Endorsed by Heart Rhythm Society (HRS), Asia-Pacific Heart Rhythm Society (APHRS), and Sociedad Latinoamericana de Estimulación Cardiaca y Electrofisiologia (SOLAECE)
This is an executive summary of the full consensus document on the management of supraventricular tachycardia (SVT) patients published in Europace. The consensus document was prepared by a Task Force from the European Heart Rhythm Association (EHRA) with representation from the Heart Rhythm Society (HRS), Asia-Pacific Heart Rhythm Society (APHRS), and Sociedad Latinoamericana de Estimulación Cardiaca y Electrofisiologia (SOLAECE). It summarises current developments in the field and provides recommendations for the management of patients with SVT based on the principles of evidence-based medicine, with focus on new advances since the last ESC guidelines.1 It does not cover atrial fibrillation, which is the subject of a separate clinical guideline.
The process for evidence review has been described in the full document. Consensus statements are evidence-based, and derived primarily from published data. Current systems of ranking level of evidence are becoming complicated in a way that their practical utility might be compromised. We have, therefore, opted for an easier and, perhaps, more user-friendly system of ranking that should allow physicians to easily assess current status of evidence and consequent guidance (see Table 1). EHRA grading of consensus statements does not have separate definitions of Level of Evidence.

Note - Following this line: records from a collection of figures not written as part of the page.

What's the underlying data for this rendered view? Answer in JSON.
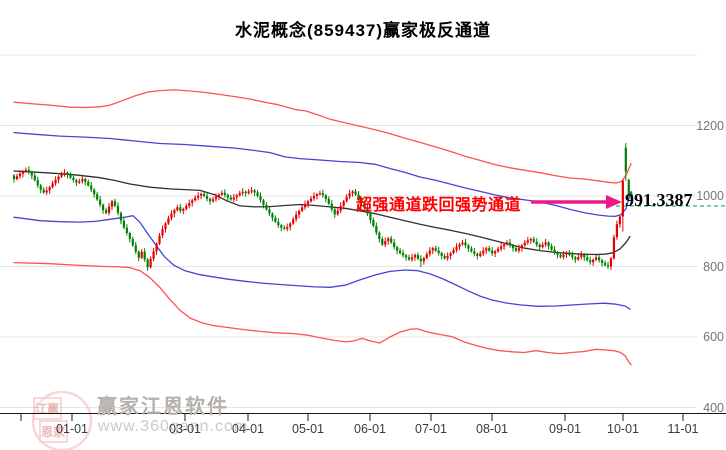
{
  "header": {
    "title": "水泥概念(859437)赢家极反通道"
  },
  "annotation": {
    "text": "超强通道跌回强势通道",
    "value_label": "991.3387",
    "text_color": "#ff0000",
    "arrow_color": "#ee1889"
  },
  "watermark": {
    "brand": "赢家江恩软件",
    "url": "www.360gann.com",
    "seal_top": "江赢",
    "seal_bottom": "恩家"
  },
  "colors": {
    "up": "#e60000",
    "down": "#008000",
    "channel_red": "#ff5252",
    "channel_blue": "#4545d6",
    "channel_mid": "#303030",
    "grid": "#e4e4e4",
    "axis": "#1a1a1a",
    "level_line": "#00a040",
    "seal": "#e8a5a5"
  },
  "chart_data": {
    "type": "candlestick",
    "title": "水泥概念(859437)赢家极反通道",
    "ylabel": "",
    "xlabel": "",
    "ylim": [
      400,
      1400
    ],
    "grid_values": [
      1400,
      1200,
      1000,
      800,
      600,
      400
    ],
    "y_ticks": [
      {
        "value": 1200,
        "label": "1200"
      },
      {
        "value": 1000,
        "label": "1000"
      },
      {
        "value": 800,
        "label": "800"
      },
      {
        "value": 600,
        "label": "600"
      },
      {
        "value": 400,
        "label": "400"
      }
    ],
    "x_ticks": [
      {
        "x": 21,
        "label": ""
      },
      {
        "x": 72,
        "label": "01-01"
      },
      {
        "x": 185,
        "label": "03-01"
      },
      {
        "x": 248,
        "label": "04-01"
      },
      {
        "x": 308,
        "label": "05-01"
      },
      {
        "x": 370,
        "label": "06-01"
      },
      {
        "x": 431,
        "label": "07-01"
      },
      {
        "x": 492,
        "label": "08-01"
      },
      {
        "x": 565,
        "label": "09-01"
      },
      {
        "x": 623,
        "label": "10-01"
      },
      {
        "x": 683,
        "label": "11-01"
      }
    ],
    "level_line": {
      "value": 991.3387,
      "style": "dashed",
      "color_name": "green"
    },
    "closes": [
      1048,
      1056,
      1063,
      1070,
      1074,
      1068,
      1058,
      1045,
      1030,
      1018,
      1010,
      1016,
      1025,
      1036,
      1046,
      1055,
      1062,
      1066,
      1060,
      1052,
      1045,
      1038,
      1042,
      1048,
      1040,
      1030,
      1018,
      1005,
      990,
      975,
      960,
      952,
      970,
      985,
      972,
      952,
      930,
      910,
      895,
      878,
      860,
      842,
      825,
      842,
      820,
      798,
      822,
      843,
      865,
      888,
      906,
      922,
      937,
      950,
      960,
      968,
      958,
      963,
      972,
      980,
      988,
      995,
      1001,
      1006,
      1000,
      992,
      985,
      991,
      998,
      1004,
      1009,
      1003,
      996,
      990,
      996,
      1002,
      1008,
      1012,
      1008,
      1013,
      1016,
      1010,
      1000,
      988,
      975,
      962,
      950,
      938,
      927,
      917,
      910,
      907,
      912,
      922,
      934,
      947,
      958,
      968,
      977,
      985,
      993,
      1000,
      1005,
      1008,
      1002,
      992,
      978,
      962,
      948,
      958,
      972,
      985,
      998,
      1008,
      1013,
      1004,
      993,
      980,
      966,
      950,
      932,
      915,
      896,
      878,
      862,
      872,
      880,
      868,
      855,
      845,
      838,
      832,
      826,
      820,
      826,
      833,
      822,
      815,
      824,
      835,
      845,
      852,
      845,
      838,
      830,
      823,
      830,
      838,
      847,
      856,
      863,
      868,
      860,
      851,
      843,
      836,
      830,
      837,
      845,
      852,
      845,
      837,
      843,
      850,
      857,
      863,
      868,
      860,
      852,
      845,
      852,
      860,
      868,
      874,
      878,
      870,
      862,
      855,
      862,
      868,
      858,
      848,
      840,
      833,
      827,
      834,
      840,
      833,
      826,
      820,
      827,
      834,
      826,
      818,
      812,
      819,
      826,
      818,
      810,
      804,
      800,
      823,
      883,
      920,
      942,
      1043,
      1069,
      1005,
      991.34
    ],
    "overrides": {
      "0": {
        "open": 1058
      },
      "45": {
        "low": 788
      },
      "137": {
        "low": 798
      },
      "205": {
        "low": 899,
        "high": 1048
      },
      "206": {
        "open": 1137,
        "high": 1150,
        "low": 1043
      },
      "207": {
        "open": 1045
      },
      "208": {
        "low": 984
      }
    },
    "channels": {
      "upper_red": [
        [
          14,
          1266
        ],
        [
          30,
          1262
        ],
        [
          50,
          1258
        ],
        [
          70,
          1252
        ],
        [
          85,
          1251
        ],
        [
          100,
          1253
        ],
        [
          110,
          1258
        ],
        [
          122,
          1270
        ],
        [
          135,
          1284
        ],
        [
          148,
          1295
        ],
        [
          160,
          1299
        ],
        [
          175,
          1301
        ],
        [
          190,
          1298
        ],
        [
          205,
          1294
        ],
        [
          220,
          1288
        ],
        [
          235,
          1282
        ],
        [
          250,
          1275
        ],
        [
          265,
          1266
        ],
        [
          278,
          1259
        ],
        [
          288,
          1251
        ],
        [
          296,
          1245
        ],
        [
          306,
          1241
        ],
        [
          318,
          1230
        ],
        [
          330,
          1218
        ],
        [
          345,
          1208
        ],
        [
          360,
          1198
        ],
        [
          375,
          1188
        ],
        [
          390,
          1177
        ],
        [
          405,
          1164
        ],
        [
          420,
          1152
        ],
        [
          435,
          1140
        ],
        [
          450,
          1127
        ],
        [
          465,
          1113
        ],
        [
          480,
          1101
        ],
        [
          495,
          1089
        ],
        [
          510,
          1080
        ],
        [
          525,
          1073
        ],
        [
          540,
          1066
        ],
        [
          555,
          1058
        ],
        [
          570,
          1051
        ],
        [
          585,
          1048
        ],
        [
          598,
          1043
        ],
        [
          608,
          1039
        ],
        [
          616,
          1037
        ],
        [
          622,
          1042
        ],
        [
          627,
          1064
        ],
        [
          631,
          1092
        ]
      ],
      "upper_blue": [
        [
          14,
          1180
        ],
        [
          35,
          1175
        ],
        [
          60,
          1170
        ],
        [
          85,
          1167
        ],
        [
          110,
          1163
        ],
        [
          135,
          1156
        ],
        [
          160,
          1149
        ],
        [
          185,
          1146
        ],
        [
          210,
          1141
        ],
        [
          235,
          1136
        ],
        [
          255,
          1129
        ],
        [
          270,
          1123
        ],
        [
          285,
          1111
        ],
        [
          300,
          1106
        ],
        [
          320,
          1102
        ],
        [
          340,
          1098
        ],
        [
          360,
          1095
        ],
        [
          375,
          1090
        ],
        [
          390,
          1078
        ],
        [
          405,
          1067
        ],
        [
          420,
          1054
        ],
        [
          435,
          1045
        ],
        [
          450,
          1034
        ],
        [
          465,
          1023
        ],
        [
          480,
          1013
        ],
        [
          495,
          1003
        ],
        [
          510,
          995
        ],
        [
          525,
          989
        ],
        [
          540,
          983
        ],
        [
          555,
          974
        ],
        [
          570,
          962
        ],
        [
          585,
          952
        ],
        [
          598,
          946
        ],
        [
          608,
          943
        ],
        [
          615,
          942
        ],
        [
          621,
          947
        ],
        [
          626,
          964
        ],
        [
          629,
          994
        ],
        [
          631,
          1013
        ]
      ],
      "middle": [
        [
          14,
          1071
        ],
        [
          45,
          1066
        ],
        [
          75,
          1060
        ],
        [
          100,
          1052
        ],
        [
          115,
          1044
        ],
        [
          130,
          1034
        ],
        [
          150,
          1025
        ],
        [
          170,
          1020
        ],
        [
          200,
          1016
        ],
        [
          215,
          1003
        ],
        [
          228,
          985
        ],
        [
          240,
          972
        ],
        [
          255,
          969
        ],
        [
          270,
          970
        ],
        [
          285,
          973
        ],
        [
          300,
          976
        ],
        [
          315,
          973
        ],
        [
          330,
          969
        ],
        [
          345,
          965
        ],
        [
          360,
          958
        ],
        [
          375,
          950
        ],
        [
          390,
          940
        ],
        [
          405,
          930
        ],
        [
          420,
          920
        ],
        [
          435,
          911
        ],
        [
          450,
          903
        ],
        [
          465,
          894
        ],
        [
          480,
          884
        ],
        [
          495,
          873
        ],
        [
          510,
          862
        ],
        [
          525,
          852
        ],
        [
          540,
          845
        ],
        [
          555,
          840
        ],
        [
          570,
          837
        ],
        [
          582,
          835
        ],
        [
          595,
          834
        ],
        [
          605,
          835
        ],
        [
          613,
          839
        ],
        [
          620,
          850
        ],
        [
          626,
          868
        ],
        [
          630,
          885
        ]
      ],
      "lower_blue": [
        [
          14,
          940
        ],
        [
          40,
          930
        ],
        [
          60,
          927
        ],
        [
          80,
          926
        ],
        [
          95,
          928
        ],
        [
          110,
          934
        ],
        [
          125,
          940
        ],
        [
          133,
          944
        ],
        [
          140,
          925
        ],
        [
          148,
          892
        ],
        [
          156,
          860
        ],
        [
          165,
          826
        ],
        [
          174,
          803
        ],
        [
          185,
          788
        ],
        [
          198,
          778
        ],
        [
          212,
          771
        ],
        [
          228,
          764
        ],
        [
          245,
          758
        ],
        [
          262,
          753
        ],
        [
          280,
          749
        ],
        [
          300,
          745
        ],
        [
          315,
          742
        ],
        [
          330,
          741
        ],
        [
          345,
          747
        ],
        [
          360,
          762
        ],
        [
          375,
          776
        ],
        [
          390,
          786
        ],
        [
          405,
          790
        ],
        [
          418,
          788
        ],
        [
          430,
          779
        ],
        [
          442,
          766
        ],
        [
          455,
          749
        ],
        [
          468,
          731
        ],
        [
          480,
          716
        ],
        [
          492,
          705
        ],
        [
          505,
          697
        ],
        [
          520,
          691
        ],
        [
          538,
          687
        ],
        [
          556,
          688
        ],
        [
          574,
          691
        ],
        [
          590,
          694
        ],
        [
          604,
          696
        ],
        [
          616,
          693
        ],
        [
          625,
          688
        ],
        [
          630,
          679
        ]
      ],
      "lower_red": [
        [
          14,
          811
        ],
        [
          50,
          808
        ],
        [
          80,
          803
        ],
        [
          105,
          800
        ],
        [
          120,
          799
        ],
        [
          130,
          797
        ],
        [
          140,
          788
        ],
        [
          150,
          768
        ],
        [
          160,
          740
        ],
        [
          170,
          706
        ],
        [
          180,
          676
        ],
        [
          190,
          654
        ],
        [
          202,
          640
        ],
        [
          214,
          632
        ],
        [
          228,
          627
        ],
        [
          244,
          621
        ],
        [
          260,
          616
        ],
        [
          276,
          612
        ],
        [
          292,
          610
        ],
        [
          308,
          605
        ],
        [
          322,
          597
        ],
        [
          335,
          590
        ],
        [
          346,
          586
        ],
        [
          354,
          589
        ],
        [
          362,
          596
        ],
        [
          370,
          589
        ],
        [
          380,
          583
        ],
        [
          390,
          600
        ],
        [
          400,
          614
        ],
        [
          410,
          622
        ],
        [
          418,
          623
        ],
        [
          428,
          614
        ],
        [
          440,
          607
        ],
        [
          452,
          601
        ],
        [
          464,
          586
        ],
        [
          476,
          576
        ],
        [
          488,
          567
        ],
        [
          500,
          561
        ],
        [
          512,
          558
        ],
        [
          524,
          556
        ],
        [
          536,
          561
        ],
        [
          548,
          556
        ],
        [
          560,
          553
        ],
        [
          572,
          556
        ],
        [
          584,
          559
        ],
        [
          596,
          565
        ],
        [
          606,
          563
        ],
        [
          614,
          561
        ],
        [
          620,
          557
        ],
        [
          625,
          547
        ],
        [
          628,
          533
        ],
        [
          631,
          521
        ]
      ]
    }
  }
}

Diagnosis and Management of SVT
The term supraventricular tachycardia literally indicates tachycardias (atrial and/or ventricular rates >100 bpm at rest), the mechanism of which involves tissue from the His bundle or above (see Table 2). Traditionally, however, SVT has been used to describe all kinds of tachycardias apart from ventricular tachycardias and atrial fibrillation (AF), the mechanisms of which are illustrated in Figure 1. The term narrow-QRS tachycardia indicates those with a QRS duration ≤ 120 ms. A wide-QRS tachycardia refers to one with a QRS duration >120 ms (see Table 3). In clinical practice, SVT may present as narrow- or wide-QRS tachycardias, and most of them usually, although not invariably, manifest as regular rhythms.
Recommendations for the differential diagnosis of various forms of supraventricular tachycardias, as well as supporting references, are included in Figures 2–6. Recommendations for acute treatment preferences are given. Long-term treatment with antiarrhythmic drugs and/or catheter ablation are also presented and described for each type of SVT, with detailed recommendations given in Figure 7 and Tables 4–15. As compared with the previous SVT guideline from 2003, this consensus document contains several new recommendations based on new trials and meta-analyses, such as the management of patients with asymptomatic Wolff-Parkinson-White syndrome, and the cautious use of certain antiarrhythmic drugs in adult congenital heart diseases. Some discrepancies with the corresponding American College of Cardiology/American Heart Association/Heart Rhythm Society guidelines of 20152 may be related to new evidence that has emerged as well as differences in interpretation of studies and experts’ opinion.